When the computer desktop appeared, Rachel launched the email encryption program Jack had sent her and began typing.
Jack. I know that I have already released you from the job I hired you for, but something has happened that means this isn’t over, not for you nor for me. I fear that I have placed you in jeopardy. I have certainly gotten myself into a bad spot. I need to see you. If you are willing, further payment will be forthcoming although, in my present situation, I am unable to offer you an advance. Let me know if you are agreeable and I will tell you where to meet me.
Rachel reread the message, started to rephrase it, and then reconsidered. Jack would do it if he wanted to, not because of her perfect phrasing. She pushed the SEND button and after several seconds a message appeared in the dialogue box.

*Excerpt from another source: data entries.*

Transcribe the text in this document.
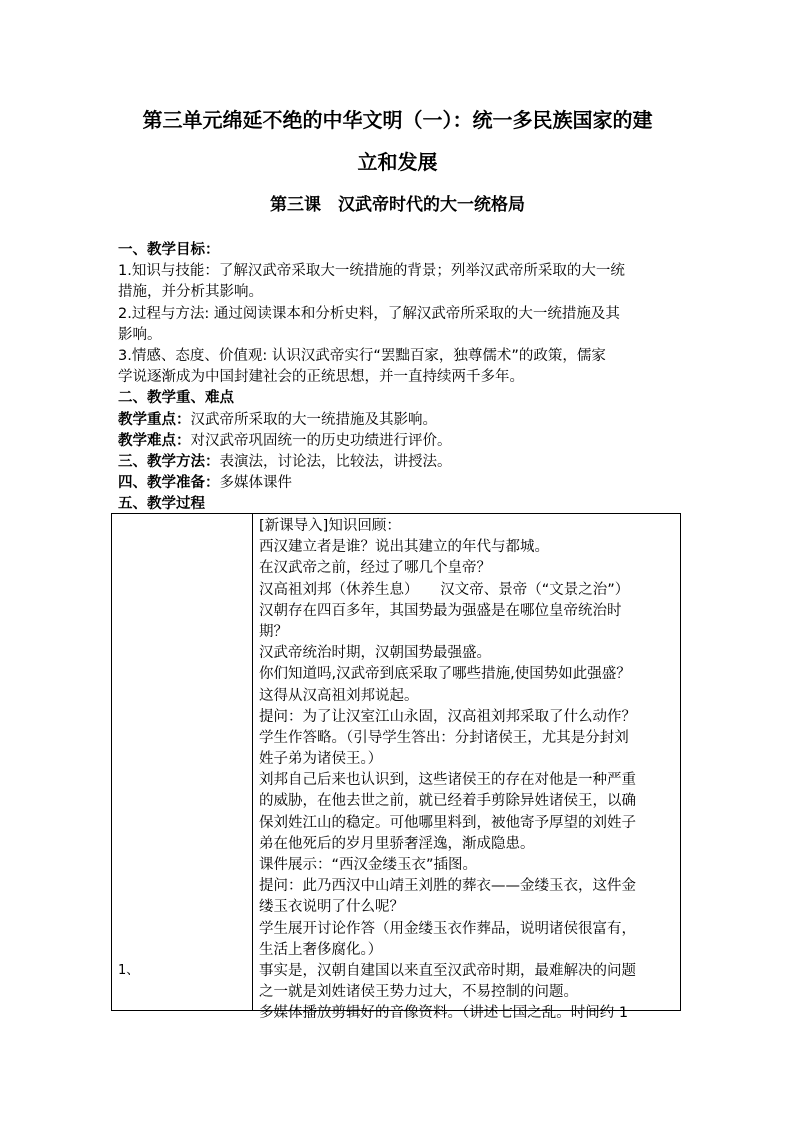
第三单元绵延不绝的中华文明（一）：统一多民族国家的建
立和发展
第三课　汉武帝时代的大一统格局
一、教学目标：
1.知识与技能：了解汉武帝采取大一统措施的背景；列举汉武帝所采取的大一统
措施，并分析其影响。
2.过程与方法: 通过阅读课本和分析史料，了解汉武帝所采取的大一统措施及其
影响。
3.情感、态度、价值观: 认识汉武帝实行“罢黜百家，独尊儒术”的政策，儒家
学说逐渐成为中国封建社会的正统思想，并一直持续两千多年。
二、教学重、难点
教学重点：汉武帝所采取的大一统措施及其影响。
教学难点：对汉武帝巩固统一的历史功绩进行评价。
三、教学方法：表演法，讨论法，比较法，讲授法。
四、教学准备：多媒体课件
五、教学过程
1、
[新课导入]知识回顾：
西汉建立者是谁？说出其建立的年代与都城。
在汉武帝之前，经过了哪几个皇帝？
汉高祖刘邦（休养生息）　　汉文帝、景帝（“文景之治”）
汉朝存在四百多年，其国势最为强盛是在哪位皇帝统治时
期？
汉武帝统治时期，汉朝国势最强盛。
你们知道吗,汉武帝到底采取了哪些措施,使国势如此强盛？
这得从汉高祖刘邦说起。
提问：为了让汉室江山永固，汉高祖刘邦采取了什么动作？
学生作答略。（引导学生答出：分封诸侯王，尤其是分封刘
姓子弟为诸侯王。）
刘邦自己后来也认识到，这些诸侯王的存在对他是一种严重
的威胁，在他去世之前，就已经着手剪除异姓诸侯王，以确
保刘姓江山的稳定。可他哪里料到，被他寄予厚望的刘姓子
弟在他死后的岁月里骄奢淫逸，渐成隐患。
课件展示：“西汉金缕玉衣”插图。
提问：此乃西汉中山靖王刘胜的葬衣——金缕玉衣，这件金
缕玉衣说明了什么呢？
学生展开讨论作答（用金缕玉衣作葬品，说明诸侯很富有，
生活上奢侈腐化。）
事实是，汉朝自建国以来直至汉武帝时期，最难解决的问题
之一就是刘姓诸侯王势力过大，不易控制的问题。
多媒体播放剪辑好的音像资料。（讲述七国之乱。时间约 1
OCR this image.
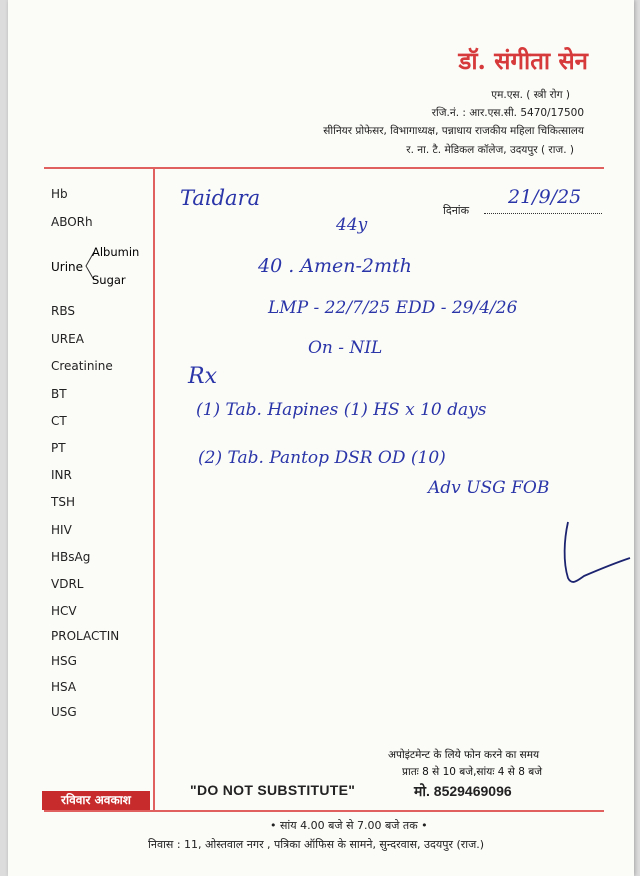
डॉ. संगीता सेन
एम.एस. ( स्त्री रोग )
रजि.नं. : आर.एस.सी. 5470/17500
सीनियर प्रोफेसर, विभागाध्यक्ष, पन्नाधाय राजकीय महिला चिकित्सालय
र. ना. टै. मेडिकल कॉलेज, उदयपुर ( राज. )
Hb
ABORh
Urine
Albumin
Sugar
RBS
UREA
Creatinine
BT
CT
PT
INR
TSH
HIV
HBsAg
VDRL
HCV
PROLACTIN
HSG
HSA
USG
दिनांक
21/9/25
Taidara
44y
40 . Amen-2mth
LMP - 22/7/25 EDD - 29/4/26
On - NIL
Rx
(1) Tab. Hapines (1) HS x 10 days
(2) Tab. Pantop DSR OD (10)
Adv USG FOB
अपोइंटमेन्ट के लिये फोन करने का समय
प्रातः 8 से 10 बजे,सांयः 4 से 8 बजे
"DO NOT SUBSTITUTE"	मो. 8529469096
रविवार अवकाश
• सांय 4.00 बजे से 7.00 बजे तक •
निवास : 11, ओस्तवाल नगर , पत्रिका ऑफिस के सामने, सुन्दरवास, उदयपुर (राज.)
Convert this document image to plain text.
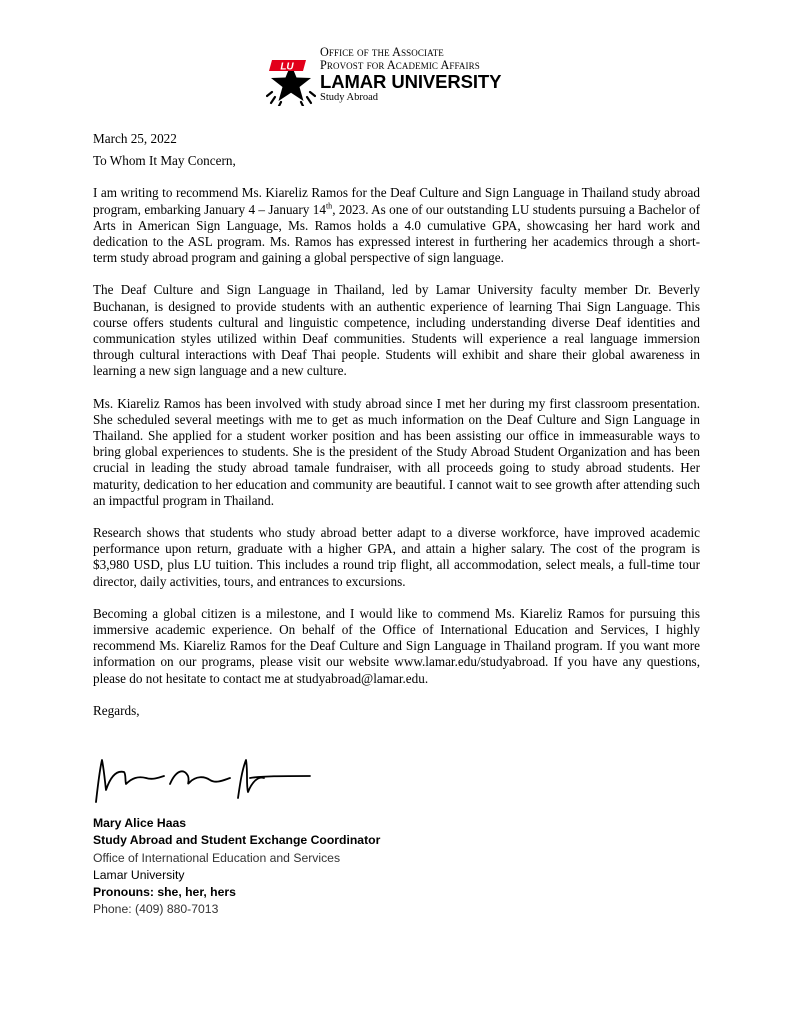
LU
Office of the Associate
Provost for Academic Affairs
LAMAR UNIVERSITY
Study Abroad

March 25, 2022

To Whom It May Concern,

I am writing to recommend Ms. Kiareliz Ramos for the Deaf Culture and Sign Language in Thailand study abroad program, embarking January 4 – January 14th, 2023. As one of our outstanding LU students pursuing a Bachelor of Arts in American Sign Language, Ms. Ramos holds a 4.0 cumulative GPA, showcasing her hard work and dedication to the ASL program. Ms. Ramos has expressed interest in furthering her academics through a short-term study abroad program and gaining a global perspective of sign language.

The Deaf Culture and Sign Language in Thailand, led by Lamar University faculty member Dr. Beverly Buchanan, is designed to provide students with an authentic experience of learning Thai Sign Language. This course offers students cultural and linguistic competence, including understanding diverse Deaf identities and communication styles utilized within Deaf communities. Students will experience a real language immersion through cultural interactions with Deaf Thai people. Students will exhibit and share their global awareness in learning a new sign language and a new culture.

Ms. Kiareliz Ramos has been involved with study abroad since I met her during my first classroom presentation. She scheduled several meetings with me to get as much information on the Deaf Culture and Sign Language in Thailand. She applied for a student worker position and has been assisting our office in immeasurable ways to bring global experiences to students. She is the president of the Study Abroad Student Organization and has been crucial in leading the study abroad tamale fundraiser, with all proceeds going to study abroad students. Her maturity, dedication to her education and community are beautiful. I cannot wait to see growth after attending such an impactful program in Thailand.

Research shows that students who study abroad better adapt to a diverse workforce, have improved academic performance upon return, graduate with a higher GPA, and attain a higher salary. The cost of the program is $3,980 USD, plus LU tuition. This includes a round trip flight, all accommodation, select meals, a full-time tour director, daily activities, tours, and entrances to excursions.

Becoming a global citizen is a milestone, and I would like to commend Ms. Kiareliz Ramos for pursuing this immersive academic experience. On behalf of the Office of International Education and Services, I highly recommend Ms. Kiareliz Ramos for the Deaf Culture and Sign Language in Thailand program. If you want more information on our programs, please visit our website www.lamar.edu/studyabroad. If you have any questions, please do not hesitate to contact me at studyabroad@lamar.edu.

Regards,

Mary Alice Haas
Study Abroad and Student Exchange Coordinator
Office of International Education and Services
Lamar University
Pronouns: she, her, hers
Phone: (409) 880-7013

Message Successfully Delivered.
Now all she had to do was wait.
Yawning, Rachel shut down her laptop, walked to the sink, filled a glass with cold water, and took a long slow drink. Setting the glass on her nightstand, Rachel let the bathrobe fall to the floor, slid her naked body beneath the soft, thick duvet, and felt herself drift into a deep and dreamless sleep.
CHAPTER 47
Janet stared at the computer screen. It was Friday morning and she’d stayed up all night working every lead she could think of to get a handle on where Vladimir Roskov had disappeared to, and she still had nothing. And the clock was ticking. In another fourteen hours, her chance to prove to Jack that she could be a valuable and
trusted asset would be lost.
But she’d just gotten a break. This morning’s Berlin newspaper, Berliner Morgenpost, bore the headline:
Wife of Industrialist Rolf Koenig Missing
According to the story, the Koenig household staff had reported Rachel Koenig missing on Thursday morning. Berlin police were refusing to comment on an ongoing investigation into the matter. Rolf Koenig, currently in Kazakhstan preparing for the launch of the final piece of his company’s lunar robotic mining mission, was also unavailable for comment.
She pressed a speed dial button on her encrypted cell phone. A familiar voice answered on the third ring.
“Elias.”
“Levi, this is Janet. I need a favor.”
She heard the analyst pause before answering.
“What can I do for you?”
“I need you to run two Big John queries for me. The first is for any news within the last two days that correlates to Jack Gregory.”
“Okay. And the second?”
“Rachel Koenig has disappeared. There’s a police search underway. I want to find her first.”
“I’m not allowed to pass you Big John information about Koenig.”
“Rolf Koenig is off limits, not his wife. When I spoke to Admiral Riles two days ago, I noted how carefully he phrased his response. I’m quoting, not paraphrasing. He told me, ‘Just because I’ve been told not to probe into Roskov’s or Rolf Koenig’s activities doesn’t mean you can’t continue your Gregory mission. You’re just going to have to invent more creative ways to dig up the answers you need. Talk to Levi and keep us informed of your progress.’ ”
The silence on the other end lasted a full six seconds. “You’re telling me this information request is only for your Gregory mission?”